November 28 2012

EPA: Shutting that Whole BP Thing Down

Emily Wismer

Today, the Environmental Protection Agency indefinitely banned BP from making new contracts with the U.S. government due to “lack of business integrity.”

The EPA explains:

EPA is taking this action due to BP’s lack of business integrity as demonstrated by the company's conduct with regard to the Deepwater Horizon blowout, explosion, oil spill, and response, as reflected by the filing of a criminal information…

Federal executive branch agencies take these actions to ensure the integrity of Federal programs by conducting business only with responsible individuals or companies.
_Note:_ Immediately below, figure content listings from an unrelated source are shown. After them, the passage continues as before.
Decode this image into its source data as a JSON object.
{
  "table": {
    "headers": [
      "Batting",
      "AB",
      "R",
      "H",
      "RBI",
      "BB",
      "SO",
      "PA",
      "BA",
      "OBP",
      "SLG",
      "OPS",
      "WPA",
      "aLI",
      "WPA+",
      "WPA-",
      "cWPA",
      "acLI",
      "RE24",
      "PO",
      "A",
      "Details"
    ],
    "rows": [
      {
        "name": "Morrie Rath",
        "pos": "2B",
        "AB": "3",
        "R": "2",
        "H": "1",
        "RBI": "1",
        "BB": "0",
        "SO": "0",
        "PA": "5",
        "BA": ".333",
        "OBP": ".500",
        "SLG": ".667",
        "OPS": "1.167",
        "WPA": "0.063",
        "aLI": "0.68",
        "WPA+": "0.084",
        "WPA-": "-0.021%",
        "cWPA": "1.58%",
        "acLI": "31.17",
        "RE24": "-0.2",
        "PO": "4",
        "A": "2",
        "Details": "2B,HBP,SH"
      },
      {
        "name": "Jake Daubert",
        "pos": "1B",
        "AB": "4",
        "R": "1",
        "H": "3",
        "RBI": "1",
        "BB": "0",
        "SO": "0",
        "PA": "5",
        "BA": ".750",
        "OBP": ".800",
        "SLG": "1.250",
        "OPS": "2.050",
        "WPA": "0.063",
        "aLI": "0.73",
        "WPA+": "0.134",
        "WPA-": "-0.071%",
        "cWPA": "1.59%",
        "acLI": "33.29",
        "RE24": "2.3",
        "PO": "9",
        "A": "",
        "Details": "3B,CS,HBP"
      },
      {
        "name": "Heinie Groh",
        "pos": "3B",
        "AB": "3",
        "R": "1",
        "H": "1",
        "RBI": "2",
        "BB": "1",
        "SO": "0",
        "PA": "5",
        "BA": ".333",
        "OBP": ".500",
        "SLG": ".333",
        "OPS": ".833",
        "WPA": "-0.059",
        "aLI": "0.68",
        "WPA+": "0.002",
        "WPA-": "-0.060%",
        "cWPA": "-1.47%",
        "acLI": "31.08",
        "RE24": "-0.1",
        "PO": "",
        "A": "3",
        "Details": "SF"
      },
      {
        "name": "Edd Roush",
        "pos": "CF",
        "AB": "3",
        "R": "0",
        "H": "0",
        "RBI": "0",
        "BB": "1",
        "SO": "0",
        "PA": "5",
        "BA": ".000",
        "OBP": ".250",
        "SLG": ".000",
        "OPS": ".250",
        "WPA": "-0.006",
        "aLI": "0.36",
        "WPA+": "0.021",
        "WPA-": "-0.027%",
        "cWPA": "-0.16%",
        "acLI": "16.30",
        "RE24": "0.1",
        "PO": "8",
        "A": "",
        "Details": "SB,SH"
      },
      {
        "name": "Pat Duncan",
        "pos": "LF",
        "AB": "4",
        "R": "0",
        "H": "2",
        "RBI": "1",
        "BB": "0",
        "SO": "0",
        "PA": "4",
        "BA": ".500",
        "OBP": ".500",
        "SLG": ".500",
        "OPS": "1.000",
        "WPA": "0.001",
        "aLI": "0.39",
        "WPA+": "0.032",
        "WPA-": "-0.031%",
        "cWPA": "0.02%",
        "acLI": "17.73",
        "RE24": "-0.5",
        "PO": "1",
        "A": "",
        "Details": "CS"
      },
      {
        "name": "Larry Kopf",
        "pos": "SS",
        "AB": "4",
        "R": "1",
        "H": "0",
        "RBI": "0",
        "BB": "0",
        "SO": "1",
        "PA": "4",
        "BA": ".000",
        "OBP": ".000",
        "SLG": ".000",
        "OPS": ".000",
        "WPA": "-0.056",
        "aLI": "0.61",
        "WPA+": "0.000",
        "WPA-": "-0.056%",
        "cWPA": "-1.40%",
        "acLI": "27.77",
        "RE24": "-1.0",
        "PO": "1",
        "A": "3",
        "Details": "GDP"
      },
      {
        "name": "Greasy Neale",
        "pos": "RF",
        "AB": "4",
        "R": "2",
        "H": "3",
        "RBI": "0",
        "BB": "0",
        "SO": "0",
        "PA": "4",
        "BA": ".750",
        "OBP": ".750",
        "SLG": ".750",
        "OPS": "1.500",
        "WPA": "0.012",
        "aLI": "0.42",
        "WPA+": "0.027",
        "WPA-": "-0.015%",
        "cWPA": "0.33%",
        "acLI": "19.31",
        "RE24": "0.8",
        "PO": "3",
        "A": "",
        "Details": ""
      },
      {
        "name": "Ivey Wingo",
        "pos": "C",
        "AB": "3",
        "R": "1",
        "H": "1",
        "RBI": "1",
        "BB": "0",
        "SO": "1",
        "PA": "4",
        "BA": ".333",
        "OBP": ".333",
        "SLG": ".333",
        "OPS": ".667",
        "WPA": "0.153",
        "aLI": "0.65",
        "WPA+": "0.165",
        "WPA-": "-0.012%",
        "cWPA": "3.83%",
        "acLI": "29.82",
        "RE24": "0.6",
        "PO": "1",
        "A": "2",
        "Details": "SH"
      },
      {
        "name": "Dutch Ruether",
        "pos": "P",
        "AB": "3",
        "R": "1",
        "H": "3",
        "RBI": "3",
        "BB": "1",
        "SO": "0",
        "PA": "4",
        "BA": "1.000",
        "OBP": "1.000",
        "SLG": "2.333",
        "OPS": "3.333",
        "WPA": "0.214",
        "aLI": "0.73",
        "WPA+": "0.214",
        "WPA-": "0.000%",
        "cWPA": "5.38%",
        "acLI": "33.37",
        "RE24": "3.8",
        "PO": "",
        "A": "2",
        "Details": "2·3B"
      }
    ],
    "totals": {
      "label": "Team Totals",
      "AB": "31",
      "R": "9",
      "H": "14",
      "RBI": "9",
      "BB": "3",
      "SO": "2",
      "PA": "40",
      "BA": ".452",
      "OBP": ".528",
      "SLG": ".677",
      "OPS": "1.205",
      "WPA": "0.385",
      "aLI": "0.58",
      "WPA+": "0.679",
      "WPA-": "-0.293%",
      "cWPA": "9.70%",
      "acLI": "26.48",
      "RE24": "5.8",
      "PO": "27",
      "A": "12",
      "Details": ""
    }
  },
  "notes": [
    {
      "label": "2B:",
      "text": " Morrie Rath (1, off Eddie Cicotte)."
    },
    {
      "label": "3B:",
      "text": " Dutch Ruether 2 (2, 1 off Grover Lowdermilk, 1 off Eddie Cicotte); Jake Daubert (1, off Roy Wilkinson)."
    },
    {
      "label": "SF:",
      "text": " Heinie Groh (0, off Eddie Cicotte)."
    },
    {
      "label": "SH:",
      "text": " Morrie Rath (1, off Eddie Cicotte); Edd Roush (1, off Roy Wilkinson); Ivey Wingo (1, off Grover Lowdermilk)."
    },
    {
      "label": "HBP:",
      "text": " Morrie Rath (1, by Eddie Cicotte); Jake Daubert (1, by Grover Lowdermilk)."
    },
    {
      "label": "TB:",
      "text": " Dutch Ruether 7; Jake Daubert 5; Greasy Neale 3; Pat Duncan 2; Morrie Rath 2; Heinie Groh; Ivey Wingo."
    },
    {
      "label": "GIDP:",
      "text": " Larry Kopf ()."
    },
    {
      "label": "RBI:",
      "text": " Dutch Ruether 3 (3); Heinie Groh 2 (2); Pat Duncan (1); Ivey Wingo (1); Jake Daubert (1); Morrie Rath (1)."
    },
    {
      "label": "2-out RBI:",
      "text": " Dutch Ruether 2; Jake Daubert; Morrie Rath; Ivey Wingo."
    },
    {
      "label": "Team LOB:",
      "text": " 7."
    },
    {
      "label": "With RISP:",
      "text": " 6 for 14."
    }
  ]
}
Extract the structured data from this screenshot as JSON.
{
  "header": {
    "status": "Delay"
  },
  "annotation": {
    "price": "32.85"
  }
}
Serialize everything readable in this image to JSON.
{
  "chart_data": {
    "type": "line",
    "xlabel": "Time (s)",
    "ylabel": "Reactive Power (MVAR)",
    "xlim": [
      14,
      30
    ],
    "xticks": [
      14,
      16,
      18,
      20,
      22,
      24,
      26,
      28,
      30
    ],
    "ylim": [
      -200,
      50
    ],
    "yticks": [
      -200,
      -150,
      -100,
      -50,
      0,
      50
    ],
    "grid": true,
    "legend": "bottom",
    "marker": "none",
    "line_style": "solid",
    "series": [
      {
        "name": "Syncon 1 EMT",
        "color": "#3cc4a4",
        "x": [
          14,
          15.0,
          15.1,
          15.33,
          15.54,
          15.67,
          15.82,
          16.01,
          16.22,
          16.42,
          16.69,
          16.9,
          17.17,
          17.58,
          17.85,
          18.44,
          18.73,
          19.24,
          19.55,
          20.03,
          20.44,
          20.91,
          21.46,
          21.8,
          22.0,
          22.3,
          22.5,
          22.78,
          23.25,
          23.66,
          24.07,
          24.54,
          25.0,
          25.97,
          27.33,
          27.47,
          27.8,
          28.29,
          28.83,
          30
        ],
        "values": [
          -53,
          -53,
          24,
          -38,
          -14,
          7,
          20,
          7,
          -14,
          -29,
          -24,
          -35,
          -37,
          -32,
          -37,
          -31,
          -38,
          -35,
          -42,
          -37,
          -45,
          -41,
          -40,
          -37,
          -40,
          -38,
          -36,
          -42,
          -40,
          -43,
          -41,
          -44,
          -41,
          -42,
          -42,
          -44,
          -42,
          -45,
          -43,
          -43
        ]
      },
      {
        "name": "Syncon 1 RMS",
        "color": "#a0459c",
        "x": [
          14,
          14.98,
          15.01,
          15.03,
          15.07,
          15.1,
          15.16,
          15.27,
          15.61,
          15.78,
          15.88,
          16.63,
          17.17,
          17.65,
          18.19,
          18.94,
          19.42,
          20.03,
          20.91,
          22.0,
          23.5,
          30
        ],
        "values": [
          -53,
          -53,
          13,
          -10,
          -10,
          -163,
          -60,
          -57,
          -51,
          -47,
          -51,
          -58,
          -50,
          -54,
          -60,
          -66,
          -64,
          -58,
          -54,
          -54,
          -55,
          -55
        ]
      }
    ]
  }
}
Suspensions are a standard practice when a responsibility question is raised by action in a criminal case.

BP recently reached a $4.5 billion settlement with the Justice Department that included a $1.26 billion fine and resolved criminal charges following the oil spill. Though the company has had individual sites closed before, it is rare for an entire company to be blocked from governmental contracts.

According to the Chicago Tribune, “BP's Finance Director Brian Gilvary [formerly] told investors on a November 15 conference call that should a blanket ban be put in place, the company may have to rethink its entire U.S. business.” The EPA’s ban has the potential to stunt the company struggling following the spill.

The ban will have a significant fiscal impact on the Department of Defense, which is already scheduled to receive significant cuts under the sequester. Business Week’s Danielle Ivory reports:

The company in fiscal year 2011 was the Defense Department’s biggest fuel supplier with awards valued at about $1.35 billion. Its contracts with the military surged 33 percent from $1.02 billion in the previous year, according to data compiled by Bloomberg.

The company received 49 percent more in defense contracts in 2011 than the No. 2 fuel supplier, San Antonio-based Valero Energy Corp. (VLO) BP won a $782 million Pentagon award for fuel in May even as it continued to face legal challenges. Full fiscal 2012 figures aren’t yet available.

It is unclear what impact the ban will have on defense spending. The EPA’s ban due to “integrity” is disconcerting. One might wonder specifically how the EPA defines its "integrity" standard. Other "green" companies accepted government handouts even as they contemplated bankruptcy, so it’s unclear if such a standard is even applied or if politics is coming into play.